Free tool

Food waste calculator

Wasted food is wasted money — and the water, energy and land used to grow it. Enter a few details to see roughly what your household throws away each year, then get practical ways to waste less.

Why food waste costs more than you think

When food goes in the bin, you don't just lose the food — you lose the money you paid for it, plus the water, energy, land and labour used to grow, ship and store it. Globally, roughly a third of all food produced is wasted, and a large share of that happens in our own homes: forgotten leftovers, produce that wilts before we use it, bread that goes stale, and portions cooked too big.

The good news is that household food waste is one of the rare problems where the green choice and the cheap choice are exactly the same. Wasting less puts money straight back in your pocket while cutting the emissions tied to producing food you never eat.

How this calculator works

The calculator multiplies your weekly grocery spend by the share you estimate goes to waste, then scales it across the year. It's deliberately simple and transparent — there's no hidden data, just your own figures. The aim isn't precision to the penny; it's to make an invisible cost visible enough to act on.

Want a real number? Put a small caddy or bag by the bin for one week and add up what you throw out. Most people find the true figure higher than they'd guess — which is exactly what makes the easy wins so worthwhile.

Turn the number into savings

Pick one habit to start this week — meal planning is usually the highest-impact. Then layer in better storage, smarter shopping, and using up leftovers. Within a month or two you'll likely see the difference at the checkout.

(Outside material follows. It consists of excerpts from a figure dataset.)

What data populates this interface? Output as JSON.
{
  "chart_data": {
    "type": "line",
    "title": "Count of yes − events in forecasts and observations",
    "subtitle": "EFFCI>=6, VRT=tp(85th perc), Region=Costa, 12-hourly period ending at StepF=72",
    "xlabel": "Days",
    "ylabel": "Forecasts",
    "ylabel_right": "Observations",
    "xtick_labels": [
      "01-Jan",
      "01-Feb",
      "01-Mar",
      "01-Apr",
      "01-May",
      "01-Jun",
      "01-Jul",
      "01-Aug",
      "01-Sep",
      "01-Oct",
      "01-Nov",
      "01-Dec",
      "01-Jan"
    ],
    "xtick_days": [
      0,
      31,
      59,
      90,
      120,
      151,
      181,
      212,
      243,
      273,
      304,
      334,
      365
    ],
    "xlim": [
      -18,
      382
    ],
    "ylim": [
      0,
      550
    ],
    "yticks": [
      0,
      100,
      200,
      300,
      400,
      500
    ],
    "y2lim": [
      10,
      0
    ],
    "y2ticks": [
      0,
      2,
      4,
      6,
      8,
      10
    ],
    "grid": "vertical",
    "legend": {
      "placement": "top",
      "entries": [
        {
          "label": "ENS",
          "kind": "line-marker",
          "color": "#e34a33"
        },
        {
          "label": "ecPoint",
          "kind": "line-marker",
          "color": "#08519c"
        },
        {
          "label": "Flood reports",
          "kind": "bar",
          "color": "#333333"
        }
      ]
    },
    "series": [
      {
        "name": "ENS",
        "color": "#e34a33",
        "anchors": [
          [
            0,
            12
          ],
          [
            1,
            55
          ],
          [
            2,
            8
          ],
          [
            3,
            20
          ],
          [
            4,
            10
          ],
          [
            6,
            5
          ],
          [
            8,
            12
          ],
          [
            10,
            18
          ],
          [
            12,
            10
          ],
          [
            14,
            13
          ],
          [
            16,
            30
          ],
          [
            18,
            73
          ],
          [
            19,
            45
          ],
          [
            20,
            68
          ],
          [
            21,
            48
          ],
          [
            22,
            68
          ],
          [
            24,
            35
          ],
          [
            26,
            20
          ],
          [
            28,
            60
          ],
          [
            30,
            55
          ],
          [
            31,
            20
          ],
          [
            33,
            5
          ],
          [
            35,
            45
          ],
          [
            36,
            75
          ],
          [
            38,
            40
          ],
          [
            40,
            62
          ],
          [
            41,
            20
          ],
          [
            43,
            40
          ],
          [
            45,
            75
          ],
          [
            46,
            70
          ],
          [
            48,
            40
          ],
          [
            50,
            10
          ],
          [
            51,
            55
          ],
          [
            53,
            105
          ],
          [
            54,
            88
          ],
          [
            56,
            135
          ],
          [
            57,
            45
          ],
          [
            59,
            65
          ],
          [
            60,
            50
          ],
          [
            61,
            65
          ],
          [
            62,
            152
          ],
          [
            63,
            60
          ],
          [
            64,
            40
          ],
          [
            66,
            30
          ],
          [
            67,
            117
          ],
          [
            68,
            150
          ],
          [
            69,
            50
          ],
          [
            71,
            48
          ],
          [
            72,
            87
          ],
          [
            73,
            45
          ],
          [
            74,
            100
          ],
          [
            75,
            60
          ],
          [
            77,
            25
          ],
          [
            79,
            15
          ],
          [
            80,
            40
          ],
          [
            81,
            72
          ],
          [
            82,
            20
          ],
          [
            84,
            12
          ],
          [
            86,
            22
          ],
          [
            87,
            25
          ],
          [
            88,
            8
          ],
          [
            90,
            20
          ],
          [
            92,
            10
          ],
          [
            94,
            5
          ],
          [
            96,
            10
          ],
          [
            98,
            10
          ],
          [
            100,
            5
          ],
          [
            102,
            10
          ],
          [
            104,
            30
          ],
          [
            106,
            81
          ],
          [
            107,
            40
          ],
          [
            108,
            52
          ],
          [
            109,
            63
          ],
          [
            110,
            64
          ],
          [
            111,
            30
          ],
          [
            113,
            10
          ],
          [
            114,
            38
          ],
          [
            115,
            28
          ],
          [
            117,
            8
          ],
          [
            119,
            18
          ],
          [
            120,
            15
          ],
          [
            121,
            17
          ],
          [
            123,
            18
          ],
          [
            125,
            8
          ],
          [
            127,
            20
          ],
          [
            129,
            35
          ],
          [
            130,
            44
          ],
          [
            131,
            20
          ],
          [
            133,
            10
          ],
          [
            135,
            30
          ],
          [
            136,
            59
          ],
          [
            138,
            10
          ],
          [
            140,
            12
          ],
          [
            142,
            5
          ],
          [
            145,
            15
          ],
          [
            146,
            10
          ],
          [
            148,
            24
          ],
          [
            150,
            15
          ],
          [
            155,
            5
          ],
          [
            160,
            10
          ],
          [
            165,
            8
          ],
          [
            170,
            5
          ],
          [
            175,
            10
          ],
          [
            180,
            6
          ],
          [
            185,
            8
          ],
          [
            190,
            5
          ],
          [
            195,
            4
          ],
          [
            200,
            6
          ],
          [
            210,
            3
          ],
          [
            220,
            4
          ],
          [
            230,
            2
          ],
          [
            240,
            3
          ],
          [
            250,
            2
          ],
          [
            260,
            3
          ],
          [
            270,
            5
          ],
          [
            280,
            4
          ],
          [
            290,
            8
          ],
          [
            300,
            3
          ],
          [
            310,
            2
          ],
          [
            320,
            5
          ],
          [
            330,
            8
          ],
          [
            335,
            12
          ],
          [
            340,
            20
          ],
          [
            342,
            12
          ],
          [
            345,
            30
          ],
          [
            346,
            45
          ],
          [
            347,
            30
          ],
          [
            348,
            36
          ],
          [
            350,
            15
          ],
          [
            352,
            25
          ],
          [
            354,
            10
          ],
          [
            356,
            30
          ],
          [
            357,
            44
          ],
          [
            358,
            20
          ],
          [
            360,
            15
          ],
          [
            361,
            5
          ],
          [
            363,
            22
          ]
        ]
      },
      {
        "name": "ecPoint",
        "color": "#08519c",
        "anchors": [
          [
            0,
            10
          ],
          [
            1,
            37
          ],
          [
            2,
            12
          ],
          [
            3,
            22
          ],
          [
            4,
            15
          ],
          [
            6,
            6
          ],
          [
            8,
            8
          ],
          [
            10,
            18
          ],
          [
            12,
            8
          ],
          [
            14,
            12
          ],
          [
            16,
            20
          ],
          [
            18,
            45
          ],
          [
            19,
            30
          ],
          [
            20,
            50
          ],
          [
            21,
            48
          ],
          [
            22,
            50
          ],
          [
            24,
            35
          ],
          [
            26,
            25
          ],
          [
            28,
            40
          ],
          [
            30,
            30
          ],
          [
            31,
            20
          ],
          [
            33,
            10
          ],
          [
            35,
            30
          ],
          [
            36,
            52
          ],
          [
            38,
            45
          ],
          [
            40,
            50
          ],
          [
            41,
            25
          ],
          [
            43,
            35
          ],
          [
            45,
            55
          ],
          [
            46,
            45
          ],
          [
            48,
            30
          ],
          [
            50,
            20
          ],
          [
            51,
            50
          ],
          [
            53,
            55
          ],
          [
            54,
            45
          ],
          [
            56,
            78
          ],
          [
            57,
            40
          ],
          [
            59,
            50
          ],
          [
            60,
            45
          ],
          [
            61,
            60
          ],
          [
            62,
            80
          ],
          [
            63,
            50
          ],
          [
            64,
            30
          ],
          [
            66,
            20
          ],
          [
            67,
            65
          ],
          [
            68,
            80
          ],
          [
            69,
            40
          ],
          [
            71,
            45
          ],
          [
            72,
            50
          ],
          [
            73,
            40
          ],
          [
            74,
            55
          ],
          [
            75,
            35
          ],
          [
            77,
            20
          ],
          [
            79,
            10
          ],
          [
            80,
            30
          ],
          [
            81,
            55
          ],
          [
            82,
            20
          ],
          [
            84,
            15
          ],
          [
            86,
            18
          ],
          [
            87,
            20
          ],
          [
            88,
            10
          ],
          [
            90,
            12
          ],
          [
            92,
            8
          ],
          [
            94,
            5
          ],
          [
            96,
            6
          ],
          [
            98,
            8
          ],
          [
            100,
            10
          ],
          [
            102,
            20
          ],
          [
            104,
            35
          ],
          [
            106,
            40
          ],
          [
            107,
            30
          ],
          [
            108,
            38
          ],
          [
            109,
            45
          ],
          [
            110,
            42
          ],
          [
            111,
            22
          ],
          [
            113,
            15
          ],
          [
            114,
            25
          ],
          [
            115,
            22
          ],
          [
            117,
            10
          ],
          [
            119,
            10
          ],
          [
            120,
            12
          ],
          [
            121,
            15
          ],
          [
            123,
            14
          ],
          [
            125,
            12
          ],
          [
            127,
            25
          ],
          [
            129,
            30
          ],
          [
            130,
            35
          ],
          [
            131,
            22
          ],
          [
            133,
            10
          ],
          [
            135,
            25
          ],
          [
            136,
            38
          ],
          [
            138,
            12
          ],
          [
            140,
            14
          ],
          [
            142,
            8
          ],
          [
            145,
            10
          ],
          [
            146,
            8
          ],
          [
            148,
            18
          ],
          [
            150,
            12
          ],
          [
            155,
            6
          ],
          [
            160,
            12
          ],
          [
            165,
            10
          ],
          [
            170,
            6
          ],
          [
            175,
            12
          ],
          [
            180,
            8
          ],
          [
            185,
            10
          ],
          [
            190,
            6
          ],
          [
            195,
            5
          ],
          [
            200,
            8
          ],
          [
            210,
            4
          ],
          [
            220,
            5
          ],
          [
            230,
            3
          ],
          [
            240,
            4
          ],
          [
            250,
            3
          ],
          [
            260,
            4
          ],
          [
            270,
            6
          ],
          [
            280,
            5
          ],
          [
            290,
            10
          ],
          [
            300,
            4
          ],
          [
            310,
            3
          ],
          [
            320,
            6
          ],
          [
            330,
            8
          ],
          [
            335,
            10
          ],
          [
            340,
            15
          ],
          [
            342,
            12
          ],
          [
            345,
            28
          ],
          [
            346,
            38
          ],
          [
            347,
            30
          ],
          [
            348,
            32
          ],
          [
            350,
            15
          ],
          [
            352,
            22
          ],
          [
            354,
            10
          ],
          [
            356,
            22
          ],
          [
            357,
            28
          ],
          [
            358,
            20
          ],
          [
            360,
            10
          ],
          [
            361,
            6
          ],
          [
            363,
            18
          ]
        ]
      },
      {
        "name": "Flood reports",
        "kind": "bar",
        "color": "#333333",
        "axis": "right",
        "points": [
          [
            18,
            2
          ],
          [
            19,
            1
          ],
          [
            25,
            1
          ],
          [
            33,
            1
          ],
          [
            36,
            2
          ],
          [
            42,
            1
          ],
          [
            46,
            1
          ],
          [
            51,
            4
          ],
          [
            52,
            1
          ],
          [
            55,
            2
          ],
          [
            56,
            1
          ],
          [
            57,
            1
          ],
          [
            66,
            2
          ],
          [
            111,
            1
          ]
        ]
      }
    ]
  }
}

  • Plan three or four meals before each shop and buy to the list.
  • Shop your fridge, freezer and cupboards first.
  • Store fruit, veg, bread and herbs the way they last longest.
  • Freeze anything you won't use in time.
  • Hold a weekly "use it up" meal to clear the fridge.
Questions

Food waste FAQ

How much food does the average household waste?

Studies suggest households throw away a meaningful share of the food they buy — often roughly a quarter to a third by value once you count spoiled produce, leftovers and forgotten fridge items. The exact figure varies, but most people are surprised how much it adds up to over a year.

Is this calculator accurate?

It's a rough estimate based on the figures you enter, meant for guidance and motivation rather than precision. The most useful number is your own: track what you actually bin for a week or two for a clearer picture.

What's the fastest way to waste less food?

Plan a few meals before you shop, store food properly, understand date labels, and keep a "use it up" night each week to clear the fridge. These habits cut waste and save money immediately.

Does wasting less food really help the planet?

Yes. Food production uses huge amounts of water, land and energy, and food rotting in landfill releases methane. Cutting waste is one of the most effective everyday climate actions — and it saves you money at the same time.

Small habits, real savings

You've seen the number — now make one change this week. Start with meal planning and let the wins build from there.